In February we were invited to take part in a tasting which had been organised by our UK importer Passione Vino at a rather smart address in the West End of London. The event was by invitation only and well attended, with restaurateurs and buyers in the majority, most of whom were Italian, providing a rather surreal setting in which I was required to spend most of the day prattling in Italian . There were occasional punctuations to the proceedings when handfuls of producers broke away from their bottle openers, in order to peer through the frosted glass windows to watch the Bearskin-wearing, foot-stomping and rifle-wielding changing of the guards on duty at the side gates of the next door palace.
Among the wines I had the opportunity to taste, three from Trentino have since become firm favourites. These young, passionate wine makers introduced their wines with such infectious enthusiasm and modesty that I wanted to gather them up and bring them home to Sicily with us. Eugenio Rosi’s beautifully made Marzemino was sublime, as was Marco Furli’s Sauvignon Blanc and Alessandro Fanti’s Nosiola.
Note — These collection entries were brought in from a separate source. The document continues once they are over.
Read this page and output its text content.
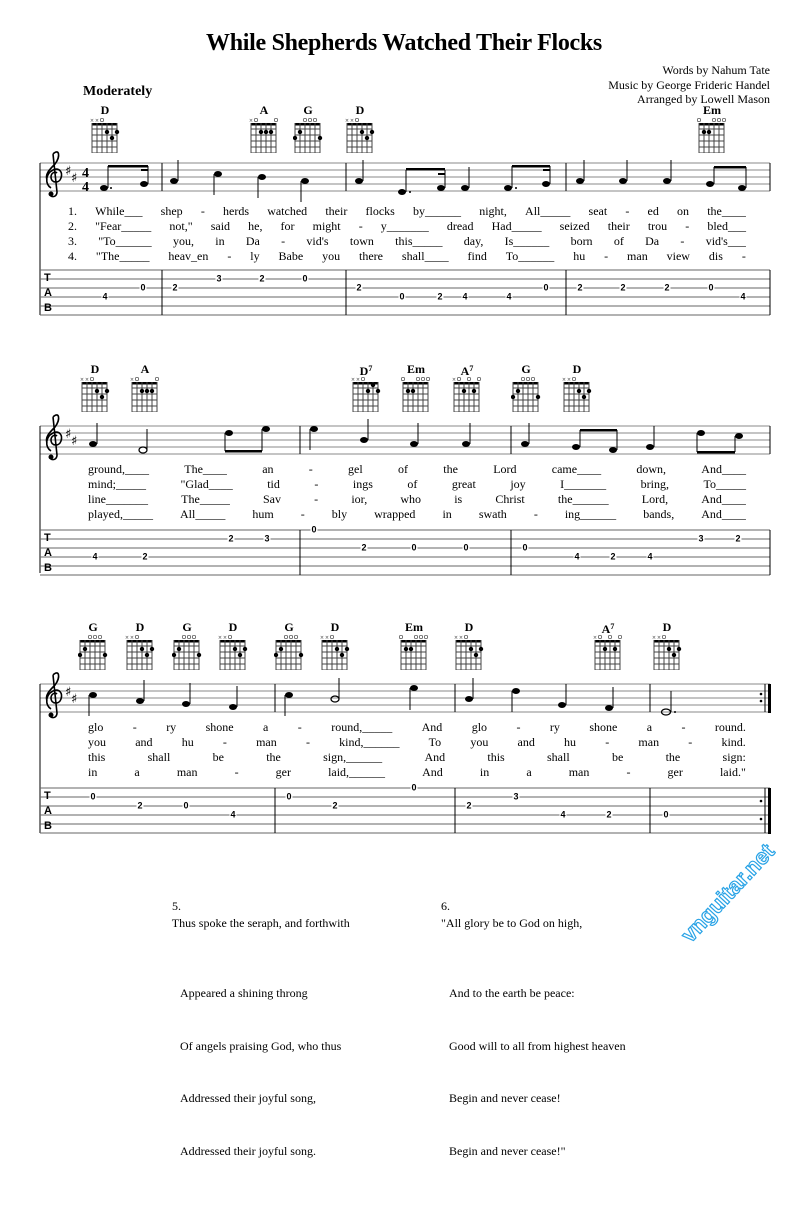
While Shepherds Watched Their Flocks
Words by Nahum Tate
Music by George Frideric Handel
Arranged by Lowell Mason
Moderately
♯ ♯ 4
4
T
A
B
♯ ♯
T
A
B
♯ ♯
T
A
B
D
× ×
A
×
G	D
× ×
Em
D
× ×
A
×
$D^7$
× ×
Em	$A^7$
×
G	D
× ×
G	D
× ×
G	D
× ×
G	D
× ×
Em	D
× ×
$A^7$
×
D
× ×
1. While___ shep - herds watched their flocks by______ night, All_____ seat - ed on the____
2. "Fear_____ not," said he, for might - y_______ dread Had_____ seized their trou - bled___
3. "To______ you, in Da - vid's town this_____ day, Is______ born of Da - vid's___
4. "The_____ heav_en - ly Babe you there shall____ find To______ hu - man view dis -
ground,____	The____	an	-	gel	of	the	Lord	came____	down,	And____
mind;_____	"Glad____	tid	-	ings	of	great	joy	I_______	bring,	To_____
line_______	The_____	Sav	-	ior,	who	is	Christ	the______	Lord,	And____
played,_____ All_____ hum - bly wrapped in swath - ing______ bands, And____
glo - ry shone a - round,_____ And glo - ry shone a - round.
you and hu - man - kind,______ To you and hu - man - kind.
this	shall	be	the	sign,______	And	this	shall	be	the	sign:
in	a	man	-	ger	laid,______	And	in	a	man	-	ger	laid."
4
0	2
3	2	0
2
0	2 4	4
0	2	2	2	0
4
4	2
2	3
0
2	0	0	0
4	2	4
3	2
0
2	0
4
0
2
0
2
3
4	2	0

5.
Thus spoke the seraph, and forthwith

Appeared a shining throng

Of angels praising God, who thus

Addressed their joyful song,

Addressed their joyful song.

6.
"All glory be to God on high,

And to the earth be peace:

Good will to all from highest heaven

Begin and never cease!

Begin and never cease!"

vnguitar.net
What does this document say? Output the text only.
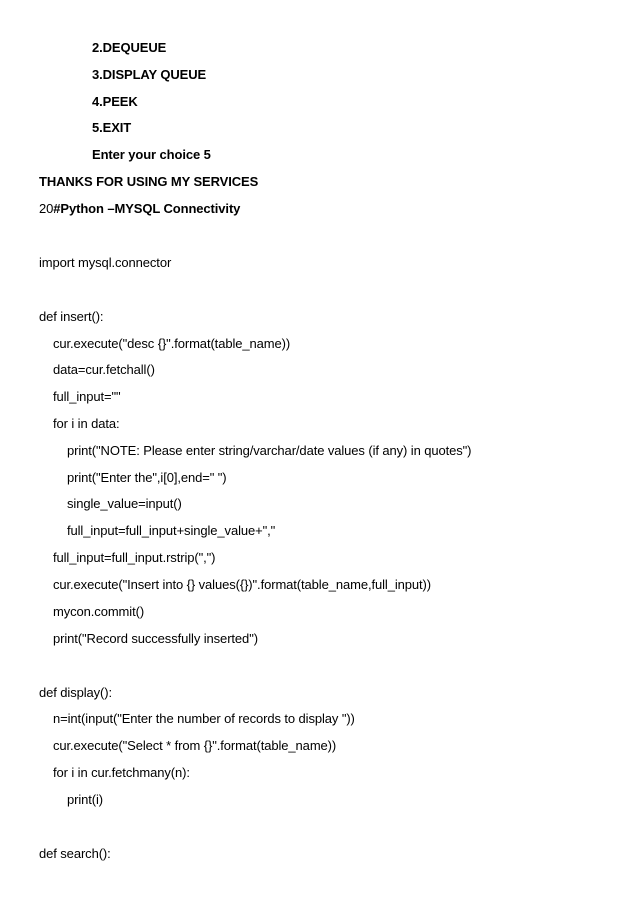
2.DEQUEUE
3.DISPLAY QUEUE
4.PEEK
5.EXIT
Enter your choice 5
THANKS FOR USING MY SERVICES
20#Python –MYSQL Connectivity
import mysql.connector
def insert():
cur.execute("desc {}".format(table_name))
data=cur.fetchall()
full_input=""
for i in data:
print("NOTE: Please enter string/varchar/date values (if any) in quotes")
print("Enter the",i[0],end=" ")
single_value=input()
full_input=full_input+single_value+","
full_input=full_input.rstrip(",")
cur.execute("Insert into {} values({})".format(table_name,full_input))
mycon.commit()
print("Record successfully inserted")
def display():
n=int(input("Enter the number of records to display "))
cur.execute("Select * from {}".format(table_name))
for i in cur.fetchmany(n):
print(i)
def search():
We had been informed that the day would conclude with dinner at a nearby restaurant and after being gently herded up St James St, left into Piccadilly and across the road into Berkley St, we were halted in front of what appeared to be a rather swish establishment called Novikov, owned by Russia’s most famous and successful restaurateur, Arkady Novikov, who apparently heads an empire with more than 50 restaurants throughout Moscow. In we shuffled, and were icily greeted by floral frocked, long-legged, beautiful-looking creatures with scarily scraped back hair, who gave us directions past the vast Asian eating area and bar, towards the Italian restaurant on the lower floor. Upon descending the staircase we passed a well-built gentleman in a dark suit, talking quietly into his lapel and at the foot of the stairs we were confronted with an enormous windowless room containing an overwhelming sea of chattering tightly packed Botox, Bulgari and soft leather, whereupon we were swiftly rescued and trawled to our tables by a pretty southern Mediterranean-looking girl. The meal was Italian, as was the company, which was marginally better. We shared our wines, winemaking experiences and had an altogether very pleasant conclusion to an engaging and informative day.